BertForSequenceClassification(
  (bert): BertModel(
    (embeddings): BertEmbeddings(
      (word_embeddings): Embedding(30522, 768, padding_idx=0)
      (position_embeddings): Embedding(512, 768)
      (token_type_embeddings): Embedding(2, 768)
      (LayerNorm): LayerNorm((768,), eps=1e-12, elementwise_affine=True)
      (dropout): Dropout(p=0.1, inplace=False)
    )
    (encoder): BertEncoder(
      (layer): ModuleList(
        (0-11): 12 x BertLayer(
          (attention): BertAttention(
            (self): BertSelfAttention(
              (query): Linear(in_features=768, out_features=768, bias=True)
              (key): Linear(in_features=768, out_features=768, bias=True)
              (value): Linear(in_features=768, out_features=768, bias=True)
              (dropout): Dropout(p=0.1, inplace=False)
            )
            (output): BertSelfOutput(
              (dense): Linear(in_features=768, out_features=768, bias=True)
              (LayerNorm): LayerNorm((768,), eps=1e-12,

In [20]:
# load eval data
dataset = load_from_disk('data/tokenized/dataset.hf')['test']


In [34]:
from torch.utils.data import DataLoader


def collate_fn(batch):
    return {
        'input_ids': torch.stack([torch.tensor(item['input_ids']) for item in batch]),
        'token_type_ids': torch.stack([torch.tensor(item['token_type_ids']) for item in batch]),
        'attention_mask': torch.stack([torch.tensor(item['attention_mask']) for item in batch]),
        'labels': torch.tensor([item['labels'] for item in batch]),
    }

data_loader = DataLoader(dataset, batch_size=32, collate_fn=collate_fn)


In [58]:
true_labels = []
all_logits = []
for batch in data_loader:
    
    # Move your batch to the same device as your model
    batch = {k: v.to('cuda') for k, v in batch.items()}
    
    with torch.no_grad():
        outputs = model(**batch)
        # Your outputs include things like loss and logits
        logits = outputs.logits
        
        # Calculate metrics here based on logits and batch['labels']
    true_labels.append(batch['labels'].cpu().numpy())
    all_logits.append(logits.cpu().numpy())

In [59]:
nplogits = np.concatenate(all_logits, axis=0)
predictions = np.argmax(nplogits, axis=1)


In [65]:
predictions.shape

(100,)

In [66]:
true_labels[-1].shape

(4, 4)

In [70]:
true_labels_concat = np.concatenate(true_labels, axis=0).argmax(axis=1)

In [77]:
from sklearn.metrics import classification_report

classification_report(true_labels_concat, predictions, output_dict=True)

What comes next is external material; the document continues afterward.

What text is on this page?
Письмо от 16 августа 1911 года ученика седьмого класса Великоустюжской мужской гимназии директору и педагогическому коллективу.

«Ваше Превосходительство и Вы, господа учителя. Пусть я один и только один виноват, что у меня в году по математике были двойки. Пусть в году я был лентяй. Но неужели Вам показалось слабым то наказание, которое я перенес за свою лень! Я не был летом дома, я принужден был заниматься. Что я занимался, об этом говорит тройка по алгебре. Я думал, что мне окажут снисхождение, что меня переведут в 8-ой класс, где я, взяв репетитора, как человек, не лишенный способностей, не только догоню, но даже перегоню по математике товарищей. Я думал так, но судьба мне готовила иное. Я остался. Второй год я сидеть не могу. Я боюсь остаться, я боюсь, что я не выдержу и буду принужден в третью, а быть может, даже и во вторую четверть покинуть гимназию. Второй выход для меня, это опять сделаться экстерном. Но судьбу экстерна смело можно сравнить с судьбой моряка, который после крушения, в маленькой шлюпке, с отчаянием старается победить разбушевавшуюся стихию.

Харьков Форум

  _warn_prf(average, modifier, msg_start, len(result))
  _warn_prf(average, modifier, msg_start, len(result))
  _warn_prf(average, modifier, msg_start, len(result))


{'2': {'precision': 0.83,
  'recall': 1.0,
  'f1-score': 0.9071038251366119,
  'support': 83.0},
 '3': {'precision': 0.0, 'recall': 0.0, 'f1-score': 0.0, 'support': 17.0},
 'accuracy': 0.83,
 'macro avg': {'precision': 0.415,
  'recall': 0.5,
  'f1-score': 0.45355191256830596,
  'support': 100.0},
 'weighted avg': {'precision': 0.6889,
  'recall': 0.83,
  'f1-score': 0.7528961748633879,
  'support': 100.0}}